We report the synergistic interplay between histone demethylase PHF8 and HER2 signalling. Specifically, PHF8 levels were elevated in HER2-positive breast cancers and upregulated by HER2. PHF8 functioned as a coactivator that regulated the expression of HER2, markers of the HER2-driven epithelial-to-mesenchymal transition and cytokines. The HER2-PHF8-IL-6 regulatory axis was active in cell lines and in newly established MMTV-Her2/MMTV-Cre/Phf8^fl°^x/fl°^x mouse models, which revealed the oncogenic function of Phf8 in breast cancer for the first time. Further, the PHF8-IL-6 axis contributed to the resistance to trastuzumab in vitro and may play a critical role in the infiltration of T cells in HER2-driven breast cancers.

Interpretation

These findings provided informative mechanistic insight into the potential application of PHF8 inhibitors to overcome resistance to anti-HER2 therapies.

Funding

This work was supported by Carver Trust Young Investigator Award (01-224 to H.H.Q); and a Breast Cancer Research Award (to H.H.Q.).

中文翻译：

PHF8 和 HER2 信号传导之间的协同作用对乳腺癌发展和耐药性的贡献

背景

HER2 在肿瘤发生中发挥着关键作用，并与 HER2 阳性乳腺癌患者的不良预后相关。尽管抗 HER2 药物对治疗乳腺癌有益，但经常会产生新的耐药性或获得性耐药性。表观遗传因素越来越成为治疗的目标；然而，人们对这种与 HER2 信号传导相互作用的机制知之甚少。

方法

进行 RNA 测序以确定 HER2 信号下游的 PHF8 靶标。

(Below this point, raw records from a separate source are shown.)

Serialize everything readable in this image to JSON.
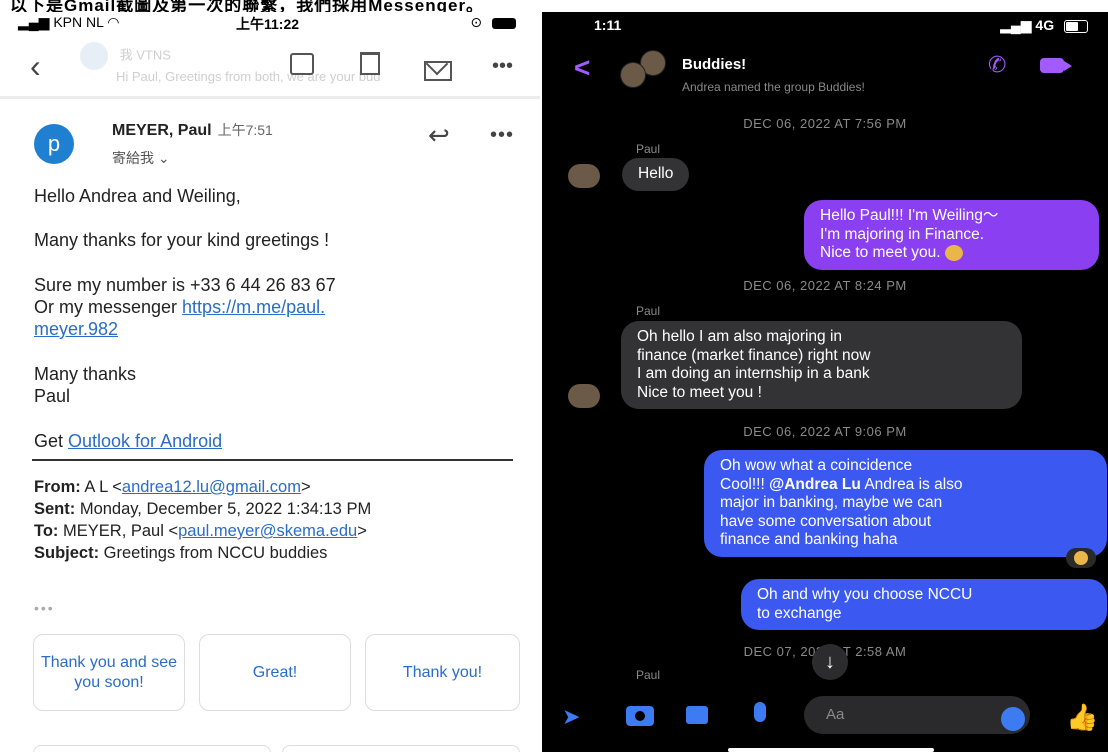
{
  "caption": "以下是Gmail截圖及第一次的聯繫，我們採用Messenger。",
  "email": {
    "status": {
      "carrier": "KPN NL",
      "time": "上午11:22"
    },
    "faded_header": {
      "sender": "我 VTNS",
      "preview": "Hi Paul, Greetings from both, we are your bud"
    },
    "sender": {
      "initial": "p",
      "name": "MEYER, Paul",
      "time": "上午7:51",
      "to": "寄給我 ⌄"
    },
    "body": {
      "greeting": "Hello Andrea and Weiling,",
      "thanks": "Many thanks for your kind greetings !",
      "number_line": "Sure my number is +33 6 44 26 83 67",
      "messenger_prefix": "Or my messenger ",
      "messenger_link_1": "https://m.me/paul.",
      "messenger_link_2": "meyer.982",
      "closing": "Many thanks",
      "name": "Paul",
      "get_prefix": "Get ",
      "outlook_link": "Outlook for Android"
    },
    "quoted": {
      "from_label": "From:",
      "from_value": " A L <",
      "from_email": "andrea12.lu@gmail.com",
      "from_close": ">",
      "sent_label": "Sent:",
      "sent_value": " Monday, December 5, 2022 1:34:13 PM",
      "to_label": "To:",
      "to_value": " MEYER, Paul <",
      "to_email": "paul.meyer@skema.edu",
      "to_close": ">",
      "subject_label": "Subject:",
      "subject_value": " Greetings from NCCU buddies"
    },
    "ellipsis": "•••",
    "smart_replies": [
      "Thank you and see you soon!",
      "Great!",
      "Thank you!"
    ]
  },
  "messenger": {
    "status": {
      "time": "1:11",
      "signal": "4G"
    },
    "header": {
      "title": "Buddies!",
      "subtitle": "Andrea named the group Buddies!"
    },
    "timestamps": [
      "DEC 06, 2022 AT 7:56 PM",
      "DEC 06, 2022 AT 8:24 PM",
      "DEC 06, 2022 AT 9:06 PM",
      "DEC 07, 2022 AT 2:58 AM"
    ],
    "sender_name": "Paul",
    "messages": {
      "m1": "Hello",
      "m2_l1": "Hello Paul!!! I'm Weiling～",
      "m2_l2": "I'm majoring in Finance.",
      "m2_l3": "Nice to meet you.",
      "m3_l1": "Oh hello I am also majoring in",
      "m3_l2": "finance (market finance) right now",
      "m3_l3": "I am doing an internship in a bank",
      "m3_l4": "Nice to meet you !",
      "m4_l1": "Oh wow what a coincidence",
      "m4_l2a": "Cool!!! ",
      "m4_mention": "@Andrea Lu",
      "m4_l2b": " Andrea is also",
      "m4_l3": "major in banking, maybe we can",
      "m4_l4": "have some conversation about",
      "m4_l5": "finance and banking haha",
      "m5_l1": "Oh and why you choose NCCU",
      "m5_l2": "to  exchange"
    },
    "composer_placeholder": "Aa"
  }
}
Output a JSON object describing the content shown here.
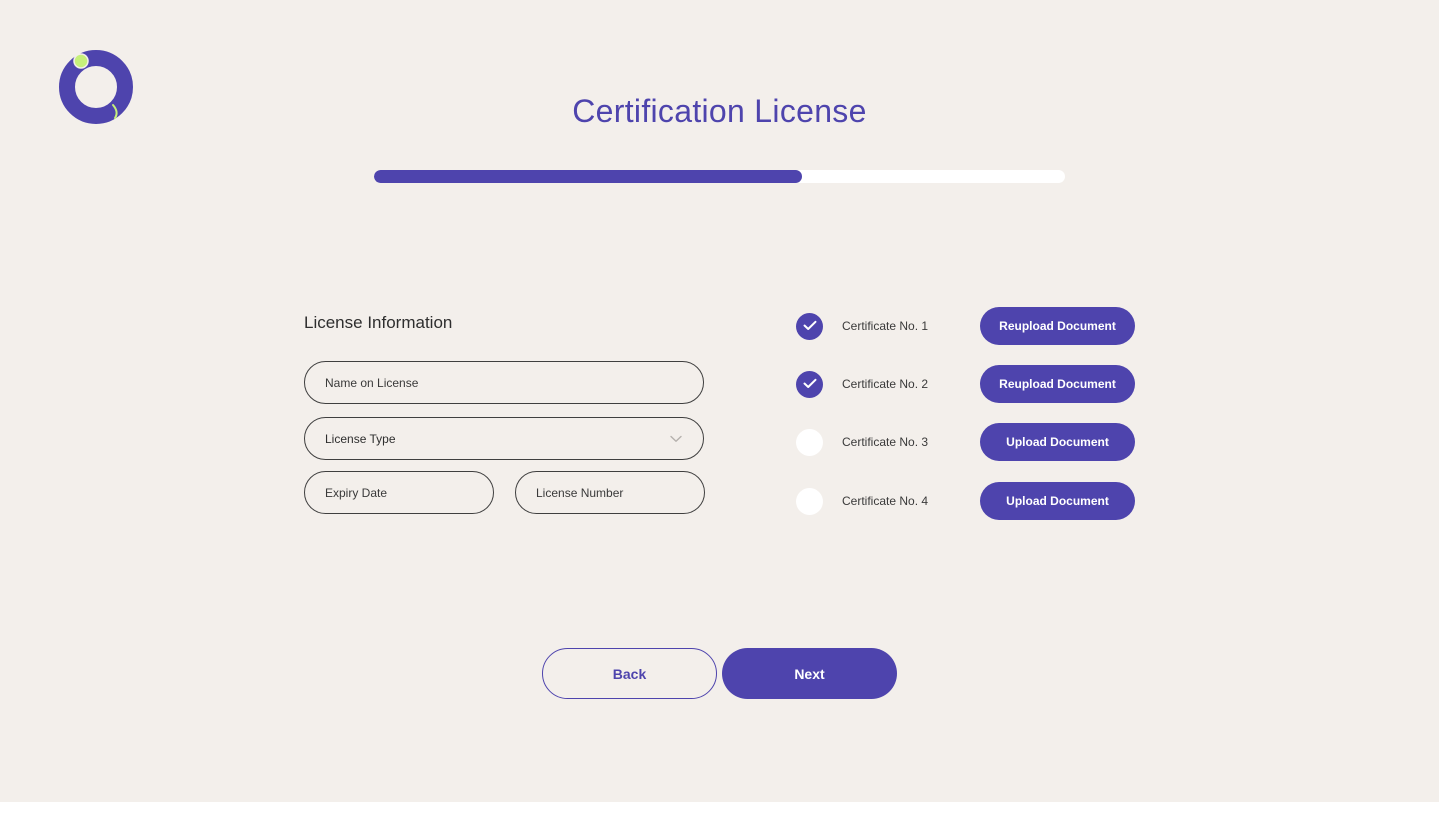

CHIP-qPCR 用于研究 PHF8 如何调节 HER2 转录。ELISA测定细胞因子的分泌。基于细胞的检测揭示了 HER2 信号传导中的前馈回路，然后进行体内评估。

发现

我们报告了组蛋白去甲基化酶 PHF8 和 HER2 信号传导之间的协同相互作用。具体来说，PHF8 水平在 HER2 阳性乳腺癌中升高，并受 HER2 上调。PHF8 充当调节HER2表达的共激活剂，HER2 是 HER2 驱动的上皮间质转化的标志物和细胞因子。HER2-PHF8-IL-6调节轴在细胞系和新建立的MMTV-Her2/MMTV-Cre/Phf8 ^fl ° ^x/fl ° ^x小鼠模型中活跃，这揭示了Phf8在乳腺癌中的致癌功能第一次。此外，PHF8-IL-6轴有助于体外对曲妥珠单抗的耐药性，并且可能在HER2驱动的乳腺癌中T细胞的浸润中发挥关键作用。